Mark Lyttleton, the manager of the £2 billion BlackRock UK absolute alpha fund, has expressed disappointment with its short-term performance but dismissed concerns about the size of the portfolio.
He says over-optimism on valuations this year was the key factor in underperformance, with the vehicle’s net long positioning leaving it exposed as markets fell.
Over the first half of the year the fund fell 2.2 per cent, although it has returned to positive territory for the 12 months to August 9.
“Poor performance of the short portfolio was largely due to the strength of the FTSE 250, which we had used to reduce market exposure,” says Lyttleton. “We felt the FTSE 250’s more domestic focus made it particularly vulnerable, but in the short term this analysis proved flawed.”
Lyttleton’s long-only UK dynamic fund is also behind the index this year and he says the market has not recognised good operational news at many of his long bets.

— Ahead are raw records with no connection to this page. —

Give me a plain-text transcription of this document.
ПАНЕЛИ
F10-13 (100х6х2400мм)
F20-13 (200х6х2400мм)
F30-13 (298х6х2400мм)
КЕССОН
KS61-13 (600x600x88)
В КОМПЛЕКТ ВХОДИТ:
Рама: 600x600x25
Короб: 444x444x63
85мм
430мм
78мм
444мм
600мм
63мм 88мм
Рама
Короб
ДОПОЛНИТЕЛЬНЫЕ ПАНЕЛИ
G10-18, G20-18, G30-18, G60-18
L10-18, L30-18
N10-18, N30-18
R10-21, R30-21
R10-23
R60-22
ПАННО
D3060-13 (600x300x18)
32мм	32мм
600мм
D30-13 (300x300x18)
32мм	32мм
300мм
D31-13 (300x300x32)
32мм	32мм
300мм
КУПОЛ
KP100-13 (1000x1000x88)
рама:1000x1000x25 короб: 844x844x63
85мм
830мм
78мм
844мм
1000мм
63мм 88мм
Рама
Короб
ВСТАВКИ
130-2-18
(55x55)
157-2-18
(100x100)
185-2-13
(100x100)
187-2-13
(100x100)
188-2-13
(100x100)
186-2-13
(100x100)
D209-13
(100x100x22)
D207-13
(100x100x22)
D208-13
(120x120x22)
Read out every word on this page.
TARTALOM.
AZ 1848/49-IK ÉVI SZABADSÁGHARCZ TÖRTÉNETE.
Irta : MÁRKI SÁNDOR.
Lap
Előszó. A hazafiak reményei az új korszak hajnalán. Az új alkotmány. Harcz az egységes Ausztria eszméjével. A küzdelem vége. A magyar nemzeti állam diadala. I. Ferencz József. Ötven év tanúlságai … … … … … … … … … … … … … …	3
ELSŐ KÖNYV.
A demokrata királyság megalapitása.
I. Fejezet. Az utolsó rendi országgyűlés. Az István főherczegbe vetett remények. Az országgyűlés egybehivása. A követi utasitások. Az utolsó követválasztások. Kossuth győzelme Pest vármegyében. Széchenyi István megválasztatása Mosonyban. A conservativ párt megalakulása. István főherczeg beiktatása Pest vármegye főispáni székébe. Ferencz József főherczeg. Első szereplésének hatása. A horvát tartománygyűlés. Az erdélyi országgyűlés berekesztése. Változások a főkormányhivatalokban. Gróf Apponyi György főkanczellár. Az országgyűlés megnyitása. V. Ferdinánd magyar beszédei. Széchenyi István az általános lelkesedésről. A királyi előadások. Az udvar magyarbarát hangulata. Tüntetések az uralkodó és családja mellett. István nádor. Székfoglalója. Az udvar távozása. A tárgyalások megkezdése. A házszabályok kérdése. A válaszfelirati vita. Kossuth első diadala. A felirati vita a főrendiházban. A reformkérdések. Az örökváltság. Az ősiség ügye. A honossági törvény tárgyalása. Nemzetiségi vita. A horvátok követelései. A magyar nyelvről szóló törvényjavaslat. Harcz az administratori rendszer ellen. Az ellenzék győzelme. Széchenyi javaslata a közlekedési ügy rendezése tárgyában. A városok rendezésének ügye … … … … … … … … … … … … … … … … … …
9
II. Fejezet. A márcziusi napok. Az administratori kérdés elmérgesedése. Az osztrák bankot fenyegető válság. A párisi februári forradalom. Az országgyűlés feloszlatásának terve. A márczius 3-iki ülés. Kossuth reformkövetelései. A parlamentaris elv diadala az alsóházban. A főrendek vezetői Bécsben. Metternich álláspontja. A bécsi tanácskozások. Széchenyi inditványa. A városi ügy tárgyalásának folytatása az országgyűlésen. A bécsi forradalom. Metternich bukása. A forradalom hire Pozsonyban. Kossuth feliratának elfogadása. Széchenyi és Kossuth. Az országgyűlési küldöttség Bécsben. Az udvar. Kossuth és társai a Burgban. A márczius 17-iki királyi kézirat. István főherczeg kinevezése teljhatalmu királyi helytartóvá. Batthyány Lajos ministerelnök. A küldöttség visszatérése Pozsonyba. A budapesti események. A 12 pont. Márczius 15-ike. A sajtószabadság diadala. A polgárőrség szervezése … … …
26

“Overall, the team is comfortable with the balance on the long side between cyclical holdings – where mid-cycle valuations look attractive – quality long-term growth companies and lowly valued defensive earnings streams,” he adds.
Lyttleton has cut long positions in companies sensitive to government spending on his long book. He has also taken shorts in stocks whose revenues are largely from the private sector but for which government subsidy is over 100 per cent of profit.